Barbara Rasting lebt so richtig auf. Seit zwei Wochen betreibt die rüstige Dame ihr neues „Einzelhandelsgeschäft“ an der Bad Neuenahrer Unterstraße. In ihrer Garage. Dort sind Schubkarren und Eimer, Schaufeln und Besen, Handschuhe, Gummistiefel und Overalls erhältlich. „Meine Heimwerkerabteilung“, lächelt die 77-Jährige und lässt den Blick auf die benachbarte „Kleiderabteilung“ schweifen. Dort sind – der Größe nach fein sortiert – T-Shirts, Hosen, Pullover, Damenkleider, Röcke und Blusen zu bekommen.

Die frühere Einkaufsleiterin großer Modehäuser hat lange nach Eintritt in ihren Ruhestand eine neue Aufgabe gefunden: „Mir geht es trotz der Katastrophe gut. Ich freue mich, wenn ich so Menschen helfen kann“, sagt sie. In der Not hat sich Barbara Rasting mit ihren Qualitäten neu entdeckt. Längst ist ihr Garagen-Laden zur bekannten Adresse geworden.
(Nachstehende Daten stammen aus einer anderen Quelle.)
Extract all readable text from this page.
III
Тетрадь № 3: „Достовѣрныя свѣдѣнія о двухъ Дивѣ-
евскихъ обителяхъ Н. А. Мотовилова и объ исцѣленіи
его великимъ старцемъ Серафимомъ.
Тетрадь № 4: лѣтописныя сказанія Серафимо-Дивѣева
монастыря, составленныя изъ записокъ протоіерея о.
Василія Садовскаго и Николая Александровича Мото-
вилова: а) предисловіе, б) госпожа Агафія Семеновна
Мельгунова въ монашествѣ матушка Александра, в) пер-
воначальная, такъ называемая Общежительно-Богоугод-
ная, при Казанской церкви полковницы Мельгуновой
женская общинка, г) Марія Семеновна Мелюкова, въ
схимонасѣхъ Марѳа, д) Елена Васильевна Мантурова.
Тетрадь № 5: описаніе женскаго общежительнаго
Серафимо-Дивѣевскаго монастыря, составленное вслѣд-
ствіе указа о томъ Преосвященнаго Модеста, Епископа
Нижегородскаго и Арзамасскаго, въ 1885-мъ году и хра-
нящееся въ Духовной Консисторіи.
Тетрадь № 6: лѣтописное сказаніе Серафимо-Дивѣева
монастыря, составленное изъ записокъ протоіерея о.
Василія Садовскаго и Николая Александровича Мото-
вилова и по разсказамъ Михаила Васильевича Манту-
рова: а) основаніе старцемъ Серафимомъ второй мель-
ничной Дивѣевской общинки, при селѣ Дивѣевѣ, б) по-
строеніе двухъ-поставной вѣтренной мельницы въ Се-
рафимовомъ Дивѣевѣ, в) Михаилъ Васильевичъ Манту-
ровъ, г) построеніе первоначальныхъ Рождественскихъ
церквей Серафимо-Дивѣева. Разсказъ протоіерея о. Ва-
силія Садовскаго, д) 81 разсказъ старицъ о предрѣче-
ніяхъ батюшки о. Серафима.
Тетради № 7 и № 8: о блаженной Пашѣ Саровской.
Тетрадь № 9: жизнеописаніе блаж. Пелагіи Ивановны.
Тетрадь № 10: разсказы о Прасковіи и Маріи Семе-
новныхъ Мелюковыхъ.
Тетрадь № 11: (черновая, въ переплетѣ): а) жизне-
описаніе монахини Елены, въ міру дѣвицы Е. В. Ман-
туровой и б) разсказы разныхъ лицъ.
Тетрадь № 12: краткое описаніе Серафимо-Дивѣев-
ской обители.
Auch für Anlieferer: Plötzlich hält ein Transporter und lädt drei funkelnagelneue Schubkarren und eine Kiste einzeln verpackter T-Shirts in verschiedenen Größen ab. Gestern kam eine Lieferung neuer Besen an. Als handele es sich um bestellte Ware.

Barbara Rasting hilft beim Ausladen, sortiert die Ware und räumt sie säuberlich und übersichtlich an die dafür vorgesehene Stelle in ihrem „Geschäft“. Ordnung muss schließlich sein. „Diese Arbeit habe ich so richtig vermisst“, freut sie sich über ihre neue, selbstgewählte Arbeit. Auch wenn die Waren alle kostenlos abgegeben werden und sie natürlich keinen Cent verdient, merkt man schnell: Barbara Rasting ist erfüllt von ihrem Treiben.
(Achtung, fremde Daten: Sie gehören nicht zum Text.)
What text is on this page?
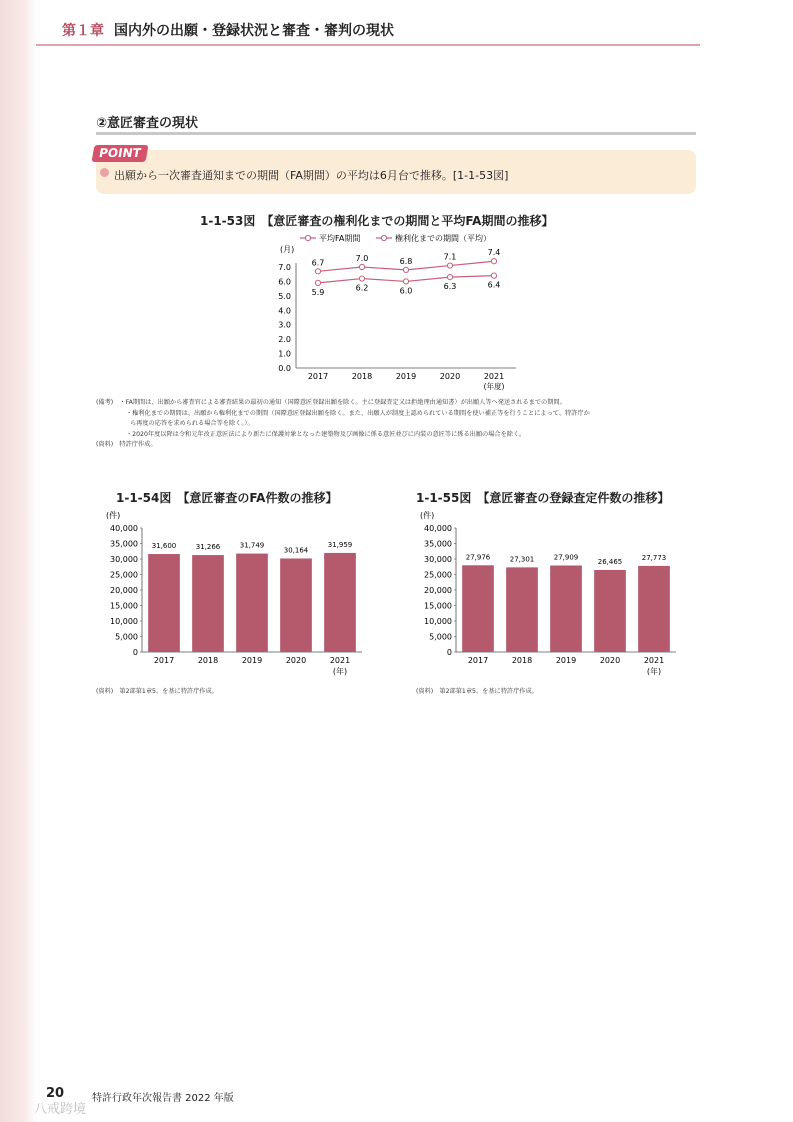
第１章 国内外の出願・登録状況と審査・審判の現状
②意匠審査の現状
POINT
出願から一次審査通知までの期間（FA期間）の平均は6月台で推移。[1-1-53図]
1-1-53図　【意匠審査の権利化までの期間と平均FA期間の推移】
平均FA期間	権利化までの期間（平均）
(月)
7.0
6.0
5.0
4.0
3.0
2.0
1.0
0.0
2017	2018	2019	2020	2021
(年度)
5.9	6.2	6.0	6.3	6.4
6.7	7.0	6.8	7.1	7.4
(備考)　・FA期間は、出願から審査官による審査結果の最初の通知（国際意匠登録出願を除く。主に登録査定又は拒絶理由通知書）が出願人等へ発送されるまでの期間。
・権利化までの期間は、出願から権利化までの期間（国際意匠登録出願を除く。また、出願人が制度上認められている期間を使い補正等を行うことによって、特許庁か
ら再度の応答を求められる場合等を除く。）。
・2020年度以降は令和元年改正意匠法により新たに保護対象となった建築物及び画像に係る意匠並びに内装の意匠等に係る出願の場合を除く。
(資料)　特許庁作成。
1-1-54図　【意匠審査のFA件数の推移】
(件)
40,000
35,000
30,000
25,000
20,000
15,000
10,000
5,000
0
31,600
2017
31,266
2018
31,749
2019
30,164
2020
31,959
2021
(年)
(資料)　第2部第1章5、を基に特許庁作成。
1-1-55図　【意匠審査の登録査定件数の推移】
(件)
40,000
35,000
30,000
25,000
20,000
15,000
10,000
5,000
0
27,976
2017
27,301
2018
27,909
2019
26,465
2020
27,773
2021
(年)
(資料)　第2部第1章5、を基に特許庁作成。
20	特許行政年次報告書 2022 年版
八戒跨境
Neue Behelfsbrücke an der Landgrafenstraße soll ab Donnerstag befahrbar sein

Es geht ihr trotz allgegenwärtiger Not und sichtbarem Elend gut. „Es kann ja nur besser werden“, meint sie. Zum Beispiel, wenn ab diesem Donnerstag die neue Behelfsbrücke an der Landgrafenstraße befahrbar sein wird. Die Auf- und Abfahrten sind gemacht, der Asphalt ist auf den Brückenrampen aufgebracht. Erste Fußgänger haben sich bereits über das fast 40 Meter lange Bauwerk drüber gewagt und einen Gang vom Süden der Stadt in den nördlichen, in den Innenstadtbereich unternommen. Viele Trümmer und Sperrmüllmassen sind bereits beseitigt.

Die zerschlagenen Schaufensterscheiben der im Zentrum gelegenen Geschäfte sind entfernt. Ausgehöhlt und gespenstisch leer stehen die Laden-, Restaurant- und Kneipenlokale nun da. Die Hoffnung: Der Einzelhandel wird findig und ideenreich genug sein, um so schnell wie möglich wieder Leben in die derzeit toten Geschäfte zu bringen. Einfach wird das nicht. Zumal die komplette Innenstadt neu gepflastert, Bürgersteige neu aufgebaut, Lampen installiert, Leitungen neu verlegt werden müssen.

Bad Neuenahr: In weiten Teilen der Stadt noch kein Strom

Da es auch am Tag 21 nach der Flutkatastrophe in weiten Teilen der Stadt keinen Strom, geschweige denn Trinkwasser, gibt, liegt nach wie vor ein Akzent auf der notdürftigen Versorgung der Menschen mit Nahrungsmitteln. Auch wenn inzwischen das Bayrische Rote Kreuz aus Straubing das Regiment im südlichen Bad Neuenahrer Stadtbezirk übernommen hat und seit Dienstag von 12 bis 14 Uhr an der Stadtbücherei bemüht ist, warme Mahlzeiten auszugeben, so hapert es einmal mehr an einfachsten Organisationsstrukturen. Es weiß nämlich kaum einer, dass dort Warmes in Becher gefüllt wird und zur Verteilung kommt.

„Wir haben gleich am ersten Tag viele Mahlzeiten wegschmeißen müssen“, sagt ein enttäuschter DRK-Helfer. Vielleicht hätte eine Lautsprecherdurchsage geholfen. Und vielleicht reicht es auch einfach nicht, einen Pavillon ohne einen einzigen Tisch und ohne jede Sitzgelegenheit, ohne jeglichen Regenschutz aufzubauen, um auf sich in einer kaum einsehbaren Ecke an der Stadtbibliothek aufmerksam zu machen. „Selten erlebt, dass eine Organisation so unorganisiert ist“, sagen die Leute. Eine Kritik, die sich insbesondere – einmal mehr – an den in der Ahrweiler AKNZ waltenden Krisenstab richten dürfte.